Onun için CHP, gelecek seçimlere kadar muhalefet partisi, millet o görevi verdi ama Türkiye’de muhalefet partisiyiz. Dışarıya çıktık mı, biz Türkiye’nin partisiyiz. Allah’ın izniyle de gelecek seçimlerden sonra da iktidar partisiyiz. Bunun için 30’uncu yılda tüm siyasi partilerin genel başkanlarını ayrı ayrı da arayıp davet edeceğim. Şimdiden buradan da söylüyorum, hep birlikte Bosna’da olmamız, Srebrenitsa’da olmamız lazım. 30’uncu yılın 30’uncu yıla yakışır şekilde anılması, o acının birinci yıl gibi hatırlanması, hatırlatılması, belleklere bir kez daha nakşedilmesi için üstümüze ne düşüyorsa yapmaya hazırız.

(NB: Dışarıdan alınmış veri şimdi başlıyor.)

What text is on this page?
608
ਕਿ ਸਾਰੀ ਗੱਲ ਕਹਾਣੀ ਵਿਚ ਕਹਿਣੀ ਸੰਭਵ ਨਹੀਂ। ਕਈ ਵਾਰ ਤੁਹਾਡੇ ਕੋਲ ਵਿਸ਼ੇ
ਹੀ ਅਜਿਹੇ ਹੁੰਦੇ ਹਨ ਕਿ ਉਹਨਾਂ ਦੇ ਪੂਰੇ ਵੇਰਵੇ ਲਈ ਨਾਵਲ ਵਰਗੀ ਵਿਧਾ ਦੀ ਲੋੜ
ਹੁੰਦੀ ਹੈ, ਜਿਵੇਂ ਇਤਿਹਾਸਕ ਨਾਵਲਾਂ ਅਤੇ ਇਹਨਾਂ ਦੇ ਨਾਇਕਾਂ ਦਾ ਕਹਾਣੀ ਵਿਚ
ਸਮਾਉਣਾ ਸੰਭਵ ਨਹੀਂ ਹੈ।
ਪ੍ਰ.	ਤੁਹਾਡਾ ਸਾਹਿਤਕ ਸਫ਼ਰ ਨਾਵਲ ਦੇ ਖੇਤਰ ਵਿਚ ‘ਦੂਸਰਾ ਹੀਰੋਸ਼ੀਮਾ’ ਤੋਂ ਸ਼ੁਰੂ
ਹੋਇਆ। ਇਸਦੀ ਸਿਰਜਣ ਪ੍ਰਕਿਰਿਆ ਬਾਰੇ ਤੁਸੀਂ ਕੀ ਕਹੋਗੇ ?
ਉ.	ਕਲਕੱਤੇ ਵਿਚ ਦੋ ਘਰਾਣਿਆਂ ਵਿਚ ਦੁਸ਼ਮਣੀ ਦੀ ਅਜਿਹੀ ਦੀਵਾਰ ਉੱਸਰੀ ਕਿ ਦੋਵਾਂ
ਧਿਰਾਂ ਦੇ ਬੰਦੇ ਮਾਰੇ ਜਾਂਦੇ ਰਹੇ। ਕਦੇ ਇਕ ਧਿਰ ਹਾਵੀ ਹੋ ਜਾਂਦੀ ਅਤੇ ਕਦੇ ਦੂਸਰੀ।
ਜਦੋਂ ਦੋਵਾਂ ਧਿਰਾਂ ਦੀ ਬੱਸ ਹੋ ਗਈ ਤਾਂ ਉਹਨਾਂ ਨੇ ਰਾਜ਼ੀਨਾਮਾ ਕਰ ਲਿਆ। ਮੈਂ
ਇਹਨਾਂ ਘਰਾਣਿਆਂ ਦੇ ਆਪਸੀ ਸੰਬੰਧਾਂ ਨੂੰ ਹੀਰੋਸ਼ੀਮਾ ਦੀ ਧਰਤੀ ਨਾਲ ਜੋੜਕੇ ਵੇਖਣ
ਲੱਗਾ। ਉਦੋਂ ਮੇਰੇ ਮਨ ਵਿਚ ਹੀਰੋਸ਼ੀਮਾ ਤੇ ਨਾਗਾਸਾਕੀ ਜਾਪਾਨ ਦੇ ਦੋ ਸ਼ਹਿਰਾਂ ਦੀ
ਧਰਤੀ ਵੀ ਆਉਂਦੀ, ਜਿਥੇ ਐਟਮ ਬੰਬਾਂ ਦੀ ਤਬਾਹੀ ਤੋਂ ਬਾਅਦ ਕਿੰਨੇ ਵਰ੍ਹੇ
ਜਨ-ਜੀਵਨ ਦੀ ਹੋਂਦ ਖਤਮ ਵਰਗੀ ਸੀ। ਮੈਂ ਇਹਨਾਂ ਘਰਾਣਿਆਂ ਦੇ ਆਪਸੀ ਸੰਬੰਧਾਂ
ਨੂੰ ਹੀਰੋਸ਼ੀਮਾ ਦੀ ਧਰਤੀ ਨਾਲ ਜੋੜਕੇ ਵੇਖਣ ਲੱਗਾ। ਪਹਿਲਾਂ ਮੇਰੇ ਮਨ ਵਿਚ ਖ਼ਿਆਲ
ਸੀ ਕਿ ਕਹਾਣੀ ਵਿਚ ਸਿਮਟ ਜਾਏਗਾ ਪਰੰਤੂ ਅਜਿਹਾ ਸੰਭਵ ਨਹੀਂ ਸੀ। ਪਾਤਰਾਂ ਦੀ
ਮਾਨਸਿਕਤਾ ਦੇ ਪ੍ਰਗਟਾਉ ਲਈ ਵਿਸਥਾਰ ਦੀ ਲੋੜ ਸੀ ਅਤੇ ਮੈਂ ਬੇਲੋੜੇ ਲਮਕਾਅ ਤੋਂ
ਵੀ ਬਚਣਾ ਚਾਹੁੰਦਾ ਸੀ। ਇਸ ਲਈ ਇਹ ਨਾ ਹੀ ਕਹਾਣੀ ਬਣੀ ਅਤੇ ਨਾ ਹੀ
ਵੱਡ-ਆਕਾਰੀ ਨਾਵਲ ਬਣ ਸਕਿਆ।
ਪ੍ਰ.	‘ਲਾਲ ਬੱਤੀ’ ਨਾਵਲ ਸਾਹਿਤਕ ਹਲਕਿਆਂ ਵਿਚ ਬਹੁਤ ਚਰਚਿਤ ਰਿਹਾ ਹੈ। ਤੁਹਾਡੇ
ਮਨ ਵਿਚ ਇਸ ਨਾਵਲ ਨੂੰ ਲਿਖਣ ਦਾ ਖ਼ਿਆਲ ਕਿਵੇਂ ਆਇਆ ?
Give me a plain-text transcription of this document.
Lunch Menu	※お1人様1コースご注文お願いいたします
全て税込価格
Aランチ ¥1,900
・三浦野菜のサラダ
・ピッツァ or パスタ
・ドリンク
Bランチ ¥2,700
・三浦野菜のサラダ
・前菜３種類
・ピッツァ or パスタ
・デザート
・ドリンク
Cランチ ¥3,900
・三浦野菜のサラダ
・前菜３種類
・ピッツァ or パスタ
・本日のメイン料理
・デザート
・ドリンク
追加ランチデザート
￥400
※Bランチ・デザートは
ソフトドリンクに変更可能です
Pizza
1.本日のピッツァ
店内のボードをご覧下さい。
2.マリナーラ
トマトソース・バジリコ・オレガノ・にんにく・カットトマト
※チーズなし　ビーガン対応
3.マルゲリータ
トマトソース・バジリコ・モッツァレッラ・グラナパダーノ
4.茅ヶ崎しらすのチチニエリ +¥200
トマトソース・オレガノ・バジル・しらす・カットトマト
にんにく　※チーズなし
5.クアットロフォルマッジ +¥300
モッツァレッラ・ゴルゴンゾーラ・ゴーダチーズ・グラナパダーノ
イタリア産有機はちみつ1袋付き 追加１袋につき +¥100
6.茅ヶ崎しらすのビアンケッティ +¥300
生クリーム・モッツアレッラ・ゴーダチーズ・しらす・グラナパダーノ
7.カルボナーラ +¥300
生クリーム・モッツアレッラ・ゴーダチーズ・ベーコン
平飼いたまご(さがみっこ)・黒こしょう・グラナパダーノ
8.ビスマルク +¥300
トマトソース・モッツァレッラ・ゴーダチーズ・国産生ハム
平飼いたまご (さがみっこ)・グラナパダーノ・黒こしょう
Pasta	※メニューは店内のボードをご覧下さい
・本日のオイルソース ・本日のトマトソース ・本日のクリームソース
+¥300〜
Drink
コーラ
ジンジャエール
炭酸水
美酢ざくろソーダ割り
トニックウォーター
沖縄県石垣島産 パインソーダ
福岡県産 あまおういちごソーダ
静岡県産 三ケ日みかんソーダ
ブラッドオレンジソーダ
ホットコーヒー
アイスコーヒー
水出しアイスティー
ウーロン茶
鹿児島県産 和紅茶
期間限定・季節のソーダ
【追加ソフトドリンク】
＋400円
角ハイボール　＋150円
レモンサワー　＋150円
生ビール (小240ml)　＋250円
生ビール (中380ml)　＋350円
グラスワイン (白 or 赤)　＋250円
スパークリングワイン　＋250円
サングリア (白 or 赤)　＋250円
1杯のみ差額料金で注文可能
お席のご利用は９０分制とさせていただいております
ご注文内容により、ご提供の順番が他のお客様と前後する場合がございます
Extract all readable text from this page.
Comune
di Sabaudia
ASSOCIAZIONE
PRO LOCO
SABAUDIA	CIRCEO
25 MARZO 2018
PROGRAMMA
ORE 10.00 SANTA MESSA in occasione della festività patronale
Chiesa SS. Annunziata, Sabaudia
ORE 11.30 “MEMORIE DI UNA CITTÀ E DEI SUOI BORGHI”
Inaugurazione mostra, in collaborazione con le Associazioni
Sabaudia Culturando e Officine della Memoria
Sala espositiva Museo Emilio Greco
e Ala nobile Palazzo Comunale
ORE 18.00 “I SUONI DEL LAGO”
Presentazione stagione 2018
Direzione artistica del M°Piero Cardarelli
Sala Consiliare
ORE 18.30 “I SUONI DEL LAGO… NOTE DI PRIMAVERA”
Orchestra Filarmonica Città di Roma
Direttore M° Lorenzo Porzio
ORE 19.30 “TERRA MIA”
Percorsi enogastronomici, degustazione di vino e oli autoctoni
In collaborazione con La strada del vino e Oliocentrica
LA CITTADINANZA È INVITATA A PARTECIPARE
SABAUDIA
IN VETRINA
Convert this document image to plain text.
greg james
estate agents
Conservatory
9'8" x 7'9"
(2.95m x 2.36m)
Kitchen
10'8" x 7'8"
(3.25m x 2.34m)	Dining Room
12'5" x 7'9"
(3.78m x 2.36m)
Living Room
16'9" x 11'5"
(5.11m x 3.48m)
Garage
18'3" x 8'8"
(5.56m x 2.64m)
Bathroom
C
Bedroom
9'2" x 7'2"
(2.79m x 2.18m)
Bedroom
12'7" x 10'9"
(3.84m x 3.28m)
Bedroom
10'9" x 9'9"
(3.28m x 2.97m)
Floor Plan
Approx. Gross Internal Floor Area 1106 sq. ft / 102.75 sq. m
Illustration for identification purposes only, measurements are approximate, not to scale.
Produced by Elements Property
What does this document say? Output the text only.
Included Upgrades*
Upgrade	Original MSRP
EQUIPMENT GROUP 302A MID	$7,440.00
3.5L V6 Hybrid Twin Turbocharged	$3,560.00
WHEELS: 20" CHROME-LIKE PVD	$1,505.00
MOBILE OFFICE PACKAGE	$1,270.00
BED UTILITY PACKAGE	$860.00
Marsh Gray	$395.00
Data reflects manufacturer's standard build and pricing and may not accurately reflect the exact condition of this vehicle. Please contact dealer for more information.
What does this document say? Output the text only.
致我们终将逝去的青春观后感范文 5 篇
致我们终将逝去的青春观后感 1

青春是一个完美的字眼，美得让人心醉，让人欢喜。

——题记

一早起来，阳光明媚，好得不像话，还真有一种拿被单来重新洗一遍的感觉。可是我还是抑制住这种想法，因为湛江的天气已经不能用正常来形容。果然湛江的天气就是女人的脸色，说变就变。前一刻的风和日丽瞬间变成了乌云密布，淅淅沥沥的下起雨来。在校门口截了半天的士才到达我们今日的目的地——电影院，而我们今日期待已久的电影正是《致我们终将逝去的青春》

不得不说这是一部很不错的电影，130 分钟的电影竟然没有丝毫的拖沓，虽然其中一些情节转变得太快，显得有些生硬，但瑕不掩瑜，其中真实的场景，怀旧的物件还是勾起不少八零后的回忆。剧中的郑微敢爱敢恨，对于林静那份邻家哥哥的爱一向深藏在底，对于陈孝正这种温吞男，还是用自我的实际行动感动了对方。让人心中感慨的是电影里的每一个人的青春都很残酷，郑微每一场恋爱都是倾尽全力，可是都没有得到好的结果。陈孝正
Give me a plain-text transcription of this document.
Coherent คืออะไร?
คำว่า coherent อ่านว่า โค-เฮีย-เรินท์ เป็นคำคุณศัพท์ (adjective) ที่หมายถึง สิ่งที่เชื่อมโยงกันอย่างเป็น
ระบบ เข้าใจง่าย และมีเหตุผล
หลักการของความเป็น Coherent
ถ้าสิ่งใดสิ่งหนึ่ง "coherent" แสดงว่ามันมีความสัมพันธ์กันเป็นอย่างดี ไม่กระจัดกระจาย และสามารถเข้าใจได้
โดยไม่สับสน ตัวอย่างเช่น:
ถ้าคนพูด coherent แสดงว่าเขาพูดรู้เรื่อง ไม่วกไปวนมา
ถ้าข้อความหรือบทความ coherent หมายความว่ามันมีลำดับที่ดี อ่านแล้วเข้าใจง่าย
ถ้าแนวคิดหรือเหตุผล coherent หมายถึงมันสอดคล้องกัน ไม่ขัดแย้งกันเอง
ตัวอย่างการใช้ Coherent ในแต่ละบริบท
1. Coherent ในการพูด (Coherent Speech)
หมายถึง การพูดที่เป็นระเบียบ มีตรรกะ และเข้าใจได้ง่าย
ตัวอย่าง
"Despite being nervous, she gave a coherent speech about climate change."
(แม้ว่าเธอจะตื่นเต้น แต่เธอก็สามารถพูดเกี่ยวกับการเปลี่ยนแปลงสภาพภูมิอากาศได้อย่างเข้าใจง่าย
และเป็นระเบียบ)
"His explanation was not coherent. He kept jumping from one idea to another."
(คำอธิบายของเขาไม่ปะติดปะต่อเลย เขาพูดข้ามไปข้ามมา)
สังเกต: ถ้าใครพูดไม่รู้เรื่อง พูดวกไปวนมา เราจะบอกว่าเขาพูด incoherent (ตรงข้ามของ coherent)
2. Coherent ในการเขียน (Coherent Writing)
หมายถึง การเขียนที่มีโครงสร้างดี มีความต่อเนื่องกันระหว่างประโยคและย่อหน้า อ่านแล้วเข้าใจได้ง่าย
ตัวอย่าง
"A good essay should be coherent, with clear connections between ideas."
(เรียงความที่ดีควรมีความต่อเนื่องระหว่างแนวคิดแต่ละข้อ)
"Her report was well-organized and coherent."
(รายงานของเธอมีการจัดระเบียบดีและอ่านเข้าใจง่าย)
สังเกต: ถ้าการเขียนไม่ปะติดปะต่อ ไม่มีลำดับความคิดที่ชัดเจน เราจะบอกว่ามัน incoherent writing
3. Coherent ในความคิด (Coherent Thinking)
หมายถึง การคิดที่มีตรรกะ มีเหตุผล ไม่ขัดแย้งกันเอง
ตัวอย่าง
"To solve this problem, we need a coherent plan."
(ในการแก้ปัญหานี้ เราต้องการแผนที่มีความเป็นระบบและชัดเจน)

Derneğimizle birlikte fikri iş birliğine, sahada iş birliğine, lojistik iş birliğine ne gerekiyorsa yapalım. Biz adaya 1974 gazimizi götürmek istedik. Ne uçak ne oteller müsait olmadı. En son 174’te anlaştık. Dün 174’ü resmi geçitte coştu, onlar ağladı, biz ağladık. Gelecek sene de oraya kapasitenin mümkün olduğu en büyük kalabalıkla, en kuvvetli mesajları içeren ve en kuvvetli mesajları verebilecek bir dinamizmle orada olmak lazım. Onu hep beraber başaracağız.”